Tanya hablaba por el intercomunicador; sus palabras se perdían en el estruendo, pero su voz sonaba calma y perfectamente normal, como si hiciera un anuncio de rutina. Floyd pudo mirar su reloj, y se asombró al ver que ya estaban en el punto medio de la maniobra de frenado. En ese preciso instante, Leonov se encontraba en el sitio más cercano a Júpiter de su trayectoria; sólo algunas sondas automáticas sin retorno habían penetrado más profundamente en la atmósfera joviana.

—Mitad de camino, Zenia —gritó—. Otra vez hacia afuera. —No podía saber si lo había comprendido. Sus ojos estaban fuertemente cerrados, pero sonreía con suavidad.

La nave se sacudía ahora notablemente, como un bote en el mar encrespado. ¿Será normal?, se preguntaba Floyd. Se alegraba de tener que preocuparse por Zenia; eso apartaba su mente de sus propios temores. Por un instante, antes de lograr expulsar la idea, tuvo una visión de las paredes volviéndose de un rojo intenso, y cayendo sobre él. Como la pesadilla fantástica de Edgar Allan Poe «El pozo y el péndulo», que había olvidado durante treinta años…
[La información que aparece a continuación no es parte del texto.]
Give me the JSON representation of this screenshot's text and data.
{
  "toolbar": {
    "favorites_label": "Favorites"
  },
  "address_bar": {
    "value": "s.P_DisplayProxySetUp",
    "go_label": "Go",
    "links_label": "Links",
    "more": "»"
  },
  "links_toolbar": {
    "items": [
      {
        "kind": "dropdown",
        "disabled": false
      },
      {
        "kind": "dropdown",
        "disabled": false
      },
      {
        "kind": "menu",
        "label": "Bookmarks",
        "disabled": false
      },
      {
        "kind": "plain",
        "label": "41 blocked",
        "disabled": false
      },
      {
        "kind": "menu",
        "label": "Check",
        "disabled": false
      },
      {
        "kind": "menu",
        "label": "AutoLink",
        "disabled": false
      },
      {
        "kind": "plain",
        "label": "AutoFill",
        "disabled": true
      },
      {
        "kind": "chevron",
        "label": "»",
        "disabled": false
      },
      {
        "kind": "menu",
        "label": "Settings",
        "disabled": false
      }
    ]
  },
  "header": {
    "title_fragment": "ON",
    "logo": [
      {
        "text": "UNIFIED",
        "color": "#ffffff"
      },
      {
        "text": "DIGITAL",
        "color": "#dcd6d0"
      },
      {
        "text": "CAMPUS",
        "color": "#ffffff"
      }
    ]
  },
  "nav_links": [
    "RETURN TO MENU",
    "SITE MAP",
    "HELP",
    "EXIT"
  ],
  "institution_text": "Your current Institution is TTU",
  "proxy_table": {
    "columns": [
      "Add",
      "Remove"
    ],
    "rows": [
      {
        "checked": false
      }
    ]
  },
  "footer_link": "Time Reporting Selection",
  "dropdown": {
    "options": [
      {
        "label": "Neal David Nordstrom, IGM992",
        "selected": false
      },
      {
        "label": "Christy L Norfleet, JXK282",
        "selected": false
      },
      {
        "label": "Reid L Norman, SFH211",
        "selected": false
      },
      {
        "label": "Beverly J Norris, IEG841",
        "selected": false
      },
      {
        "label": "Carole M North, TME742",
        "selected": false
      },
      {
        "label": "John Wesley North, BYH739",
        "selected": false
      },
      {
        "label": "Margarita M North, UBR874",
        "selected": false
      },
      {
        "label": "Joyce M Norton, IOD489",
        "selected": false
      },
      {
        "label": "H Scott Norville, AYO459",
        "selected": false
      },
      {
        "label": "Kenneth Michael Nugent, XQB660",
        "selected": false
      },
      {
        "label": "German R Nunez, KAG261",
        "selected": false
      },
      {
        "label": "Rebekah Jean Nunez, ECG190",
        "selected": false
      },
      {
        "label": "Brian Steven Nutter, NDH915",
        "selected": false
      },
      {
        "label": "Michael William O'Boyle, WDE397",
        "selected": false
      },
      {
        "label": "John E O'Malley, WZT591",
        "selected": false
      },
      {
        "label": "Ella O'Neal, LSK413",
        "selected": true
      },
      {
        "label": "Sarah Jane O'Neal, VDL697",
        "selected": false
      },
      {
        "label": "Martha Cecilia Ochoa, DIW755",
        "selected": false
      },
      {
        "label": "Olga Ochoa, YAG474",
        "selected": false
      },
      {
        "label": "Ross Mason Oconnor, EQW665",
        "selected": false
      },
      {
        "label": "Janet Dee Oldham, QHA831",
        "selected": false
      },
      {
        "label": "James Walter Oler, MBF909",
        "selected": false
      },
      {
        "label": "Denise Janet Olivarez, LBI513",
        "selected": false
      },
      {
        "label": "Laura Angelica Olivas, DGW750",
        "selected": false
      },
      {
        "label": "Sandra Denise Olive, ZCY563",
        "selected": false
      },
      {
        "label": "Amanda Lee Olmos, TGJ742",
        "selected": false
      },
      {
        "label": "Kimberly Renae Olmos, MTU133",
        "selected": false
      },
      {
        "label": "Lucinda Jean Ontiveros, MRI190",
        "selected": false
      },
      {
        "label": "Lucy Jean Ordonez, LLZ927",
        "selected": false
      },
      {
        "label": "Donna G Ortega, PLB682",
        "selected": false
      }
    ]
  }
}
Pero eso no sucedería nunca. Si el escudo térmico fallara, la nave sería destrozada instantáneamente, aplastada por una sólida muralla de gases. No sentiría dolor alguno; su sistema nervioso no alcanzaría a reaccionar antes de dejar de existir. Había experimentado pensamientos más consoladores, pero éste no era del todo despreciable.

El golpeteo se fue debilitando. Hubo otro anuncio inaudible de Tanya (se lo comentaría con sorna, cuando acabara todo). El tiempo parecía ahora transcurrir mucho más lentamente; después de un momento dejó de mirar su reloj, porque no podía creer lo que veía. Los números cambiaban tan lentamente que se imaginó inmerso en alguna dilatación temporal einsteniana.

Y entonces sucedió algo todavía más increíble. Primero le divirtió, pero luego se sintió un poco indignado.

Zenia se había quedado dormida; si no exactamente en sus brazos, por lo menos a su lado.

Era una reacción natural: la tensión debió haberla dejado exhausta, y la sabiduría de su cuerpo había acudido en su ayuda. Y de repente, Floyd mismo cayó en un sopor casi postorgásmico, como si él también hubiera sido emocionalmente vencido por el encuentro. Tuvo que luchar por permanecer despierto…

Y estaba cayendo… cayendo… cayendo… todo había acabado. La nave se encontraba otra vez en el espacio, al que pertenecía. Y él y Zenia flotaban separados.

Nunca volverían a estar tan juntos, pero de allí en adelante habría una ternura especial entre ellos, que nunca podría compartir nadie más.